Positive Emotions Good for Health in Old Age
Published: 2011-01-20 - Updated: 2022-06-26
Author: Association for Psychological Science | Contact: psychologicalscience.org
Peer-Reviewed Publication: N/A
Additional References: Psychological Disorders Publications
Synopsis: Data shows positive emotions may be a powerful antidote to stress, pain, and illness. The benefits of these healthy lifestyle choices may become more important in older adults as their bodies become more susceptible to disease. An optimistic outlook has also been shown to combat stress, a known risk factor for many diseases. Despite the significant loss of physical function throughout the body, a person's emotional capacity remains consistent with age.
- Positive Emotions
- Positive emotions are pleasant or desirable situational responses, ranging from interest and contentment to love and joy, but are distinct from pleasurable sensation and undifferentiated positive affect. These emotions are markers of people's overall well-being or happiness and enhance future growth and success. Some typical positive emotion examples include love, happiness, contentment, serenity, awe, joy, satisfaction, interest, and amusement.
The notion that feeling good may be good for your health is not new, but is it true? A new article published in Current Directions in Psychological Science, a journal of the Association for Psychological Science, reviews the existing research on how positive emotions can influence health outcomes in later adulthood.
Current Directions in Psychological Science, a journal of the Association for Psychological Science, publishes concise reviews on the latest advances in theory and research spanning all of scientific psychology and its applications.
"We all age. It is how we age, however, that determines the quality of our lives," said Anthony Ong of Cornell University, author of the review article.
The data he reviews suggest that positive emotions may be a powerful antidote to stress, pain, and illness. There are several pathways through which a positive attitude can protect against poor health later in life. For example, happier people might take a proactive approach to age by regularly exercising and budgeting time for a good night's sleep.
Alternately, these people may avoid unhealthy behaviors, such as smoking and risky sex.
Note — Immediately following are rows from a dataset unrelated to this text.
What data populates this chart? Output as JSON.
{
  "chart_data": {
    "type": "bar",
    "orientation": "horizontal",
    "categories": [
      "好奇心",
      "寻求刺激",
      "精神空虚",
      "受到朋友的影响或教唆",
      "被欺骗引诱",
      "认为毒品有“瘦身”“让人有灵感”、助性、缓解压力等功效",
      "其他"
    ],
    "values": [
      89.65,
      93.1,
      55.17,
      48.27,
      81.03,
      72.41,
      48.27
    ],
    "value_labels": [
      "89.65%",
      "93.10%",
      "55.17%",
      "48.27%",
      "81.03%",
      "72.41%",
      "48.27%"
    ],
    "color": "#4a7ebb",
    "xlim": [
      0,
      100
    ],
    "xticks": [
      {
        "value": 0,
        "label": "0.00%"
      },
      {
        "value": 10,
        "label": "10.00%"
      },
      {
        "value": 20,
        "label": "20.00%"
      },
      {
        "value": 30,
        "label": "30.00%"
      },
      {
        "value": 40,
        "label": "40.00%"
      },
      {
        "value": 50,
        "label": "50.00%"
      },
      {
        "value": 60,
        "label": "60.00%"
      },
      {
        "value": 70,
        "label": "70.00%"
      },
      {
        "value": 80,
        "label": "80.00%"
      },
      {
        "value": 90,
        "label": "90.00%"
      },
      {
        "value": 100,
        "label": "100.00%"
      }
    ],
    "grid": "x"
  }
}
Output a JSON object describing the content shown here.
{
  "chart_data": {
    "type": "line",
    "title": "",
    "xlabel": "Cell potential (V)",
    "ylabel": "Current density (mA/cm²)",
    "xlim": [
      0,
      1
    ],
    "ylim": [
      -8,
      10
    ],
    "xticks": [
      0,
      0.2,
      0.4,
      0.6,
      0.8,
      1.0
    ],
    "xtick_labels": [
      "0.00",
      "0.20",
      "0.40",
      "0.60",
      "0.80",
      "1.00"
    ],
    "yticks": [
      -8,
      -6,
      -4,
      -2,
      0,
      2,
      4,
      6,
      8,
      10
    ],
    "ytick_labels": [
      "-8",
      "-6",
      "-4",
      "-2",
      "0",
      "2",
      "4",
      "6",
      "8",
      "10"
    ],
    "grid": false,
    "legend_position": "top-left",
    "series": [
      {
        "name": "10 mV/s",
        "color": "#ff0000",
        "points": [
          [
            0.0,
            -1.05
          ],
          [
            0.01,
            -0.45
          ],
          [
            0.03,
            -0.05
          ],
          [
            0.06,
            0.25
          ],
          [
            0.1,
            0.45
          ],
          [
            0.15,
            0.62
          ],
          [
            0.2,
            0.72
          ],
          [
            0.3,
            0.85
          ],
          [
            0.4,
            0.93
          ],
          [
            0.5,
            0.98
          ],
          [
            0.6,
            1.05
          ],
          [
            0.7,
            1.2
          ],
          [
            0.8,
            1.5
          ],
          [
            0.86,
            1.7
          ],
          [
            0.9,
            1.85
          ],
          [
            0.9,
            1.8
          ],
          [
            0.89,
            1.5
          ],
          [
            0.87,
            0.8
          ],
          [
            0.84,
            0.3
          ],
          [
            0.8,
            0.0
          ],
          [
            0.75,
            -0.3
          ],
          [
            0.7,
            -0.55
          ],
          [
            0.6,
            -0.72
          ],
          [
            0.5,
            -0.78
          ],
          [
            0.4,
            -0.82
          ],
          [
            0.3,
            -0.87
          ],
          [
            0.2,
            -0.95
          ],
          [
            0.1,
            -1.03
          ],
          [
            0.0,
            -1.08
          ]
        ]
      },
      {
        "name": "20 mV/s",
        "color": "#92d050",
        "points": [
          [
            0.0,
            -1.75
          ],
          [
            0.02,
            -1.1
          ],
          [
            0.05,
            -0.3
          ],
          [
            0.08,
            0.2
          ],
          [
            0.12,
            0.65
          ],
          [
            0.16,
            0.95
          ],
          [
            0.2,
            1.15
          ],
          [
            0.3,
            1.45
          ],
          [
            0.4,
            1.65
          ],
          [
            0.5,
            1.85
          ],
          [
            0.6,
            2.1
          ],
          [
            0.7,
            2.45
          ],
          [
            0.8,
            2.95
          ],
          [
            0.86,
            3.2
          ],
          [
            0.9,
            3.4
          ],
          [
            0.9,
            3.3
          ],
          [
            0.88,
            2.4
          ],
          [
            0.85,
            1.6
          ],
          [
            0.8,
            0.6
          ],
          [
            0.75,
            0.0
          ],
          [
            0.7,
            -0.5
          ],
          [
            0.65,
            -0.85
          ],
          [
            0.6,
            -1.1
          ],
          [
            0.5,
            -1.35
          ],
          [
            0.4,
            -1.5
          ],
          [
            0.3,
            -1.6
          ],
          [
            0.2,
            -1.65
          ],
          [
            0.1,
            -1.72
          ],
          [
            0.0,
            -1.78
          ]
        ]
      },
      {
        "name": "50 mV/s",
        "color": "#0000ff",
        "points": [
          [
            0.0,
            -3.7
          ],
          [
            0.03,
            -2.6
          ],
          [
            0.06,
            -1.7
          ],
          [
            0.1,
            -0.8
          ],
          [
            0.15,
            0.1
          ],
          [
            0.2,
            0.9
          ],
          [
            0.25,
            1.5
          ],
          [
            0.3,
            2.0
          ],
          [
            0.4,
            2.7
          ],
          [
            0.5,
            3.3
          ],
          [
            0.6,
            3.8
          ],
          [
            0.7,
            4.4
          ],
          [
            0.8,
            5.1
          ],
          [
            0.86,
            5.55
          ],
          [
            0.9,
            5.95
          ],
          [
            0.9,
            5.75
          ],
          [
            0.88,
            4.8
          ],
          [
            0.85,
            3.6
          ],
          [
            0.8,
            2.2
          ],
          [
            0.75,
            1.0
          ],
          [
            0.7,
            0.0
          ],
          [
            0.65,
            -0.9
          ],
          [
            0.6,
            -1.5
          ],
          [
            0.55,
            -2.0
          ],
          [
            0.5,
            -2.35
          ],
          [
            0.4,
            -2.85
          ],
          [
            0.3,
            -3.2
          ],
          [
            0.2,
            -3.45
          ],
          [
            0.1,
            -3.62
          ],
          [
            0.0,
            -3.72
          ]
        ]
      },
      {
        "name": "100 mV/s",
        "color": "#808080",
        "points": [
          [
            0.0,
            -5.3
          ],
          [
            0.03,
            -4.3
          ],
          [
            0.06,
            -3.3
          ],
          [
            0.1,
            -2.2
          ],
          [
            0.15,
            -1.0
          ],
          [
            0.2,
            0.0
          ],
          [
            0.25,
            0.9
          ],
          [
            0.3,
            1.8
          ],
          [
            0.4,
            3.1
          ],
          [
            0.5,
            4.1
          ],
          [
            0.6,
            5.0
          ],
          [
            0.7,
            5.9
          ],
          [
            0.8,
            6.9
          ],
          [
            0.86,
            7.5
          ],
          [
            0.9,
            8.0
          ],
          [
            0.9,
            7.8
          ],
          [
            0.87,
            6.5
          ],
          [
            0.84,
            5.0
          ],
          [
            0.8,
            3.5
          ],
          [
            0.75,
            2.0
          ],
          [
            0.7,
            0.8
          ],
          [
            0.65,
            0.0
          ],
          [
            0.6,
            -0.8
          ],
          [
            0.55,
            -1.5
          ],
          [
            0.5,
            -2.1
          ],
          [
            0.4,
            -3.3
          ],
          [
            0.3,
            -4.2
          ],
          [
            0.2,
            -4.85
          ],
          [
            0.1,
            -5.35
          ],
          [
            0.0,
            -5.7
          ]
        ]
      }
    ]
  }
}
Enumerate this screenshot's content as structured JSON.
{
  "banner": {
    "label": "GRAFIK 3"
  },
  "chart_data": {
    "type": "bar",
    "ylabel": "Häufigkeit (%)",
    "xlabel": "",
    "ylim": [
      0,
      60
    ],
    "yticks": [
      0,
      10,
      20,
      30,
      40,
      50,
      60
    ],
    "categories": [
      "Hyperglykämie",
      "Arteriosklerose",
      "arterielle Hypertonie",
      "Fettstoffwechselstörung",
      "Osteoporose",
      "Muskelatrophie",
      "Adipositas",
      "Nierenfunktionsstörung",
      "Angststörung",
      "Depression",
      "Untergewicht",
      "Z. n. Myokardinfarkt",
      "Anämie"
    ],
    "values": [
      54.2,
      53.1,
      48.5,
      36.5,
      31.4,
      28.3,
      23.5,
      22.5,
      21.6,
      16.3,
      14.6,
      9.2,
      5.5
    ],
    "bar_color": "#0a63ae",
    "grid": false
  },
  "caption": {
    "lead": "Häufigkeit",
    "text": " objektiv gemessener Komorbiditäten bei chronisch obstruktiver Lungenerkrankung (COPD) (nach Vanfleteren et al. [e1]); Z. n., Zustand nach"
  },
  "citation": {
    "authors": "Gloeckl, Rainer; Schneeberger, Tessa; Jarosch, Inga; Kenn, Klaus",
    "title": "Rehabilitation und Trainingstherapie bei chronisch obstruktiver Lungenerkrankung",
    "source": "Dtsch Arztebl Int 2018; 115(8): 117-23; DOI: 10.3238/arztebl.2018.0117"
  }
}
The benefits of these healthy lifestyle choices may become more important in older adults as their bodies become more susceptible to disease. An optimistic outlook has also been shown to combat stress, a known risk factor for many diseases.
Studies have found that people with stronger positive emotions have lower chemicals associated with stress-related inflammation. Also, by adopting a positive attitude, people may even be able to undo some of the physical damage caused by stress.
Ong, a developmental psychologist, became interested in studying positive emotion during graduate school when he learned about what researchers call the paradox of aging. Despite the notable loss of physical function throughout the body, a person's emotional capacity seemed to stay consistent with age.
Ong speculates that if positive emotions are indeed good for our health, then "one direct, measurable consequence of this should be the extended years of quality living."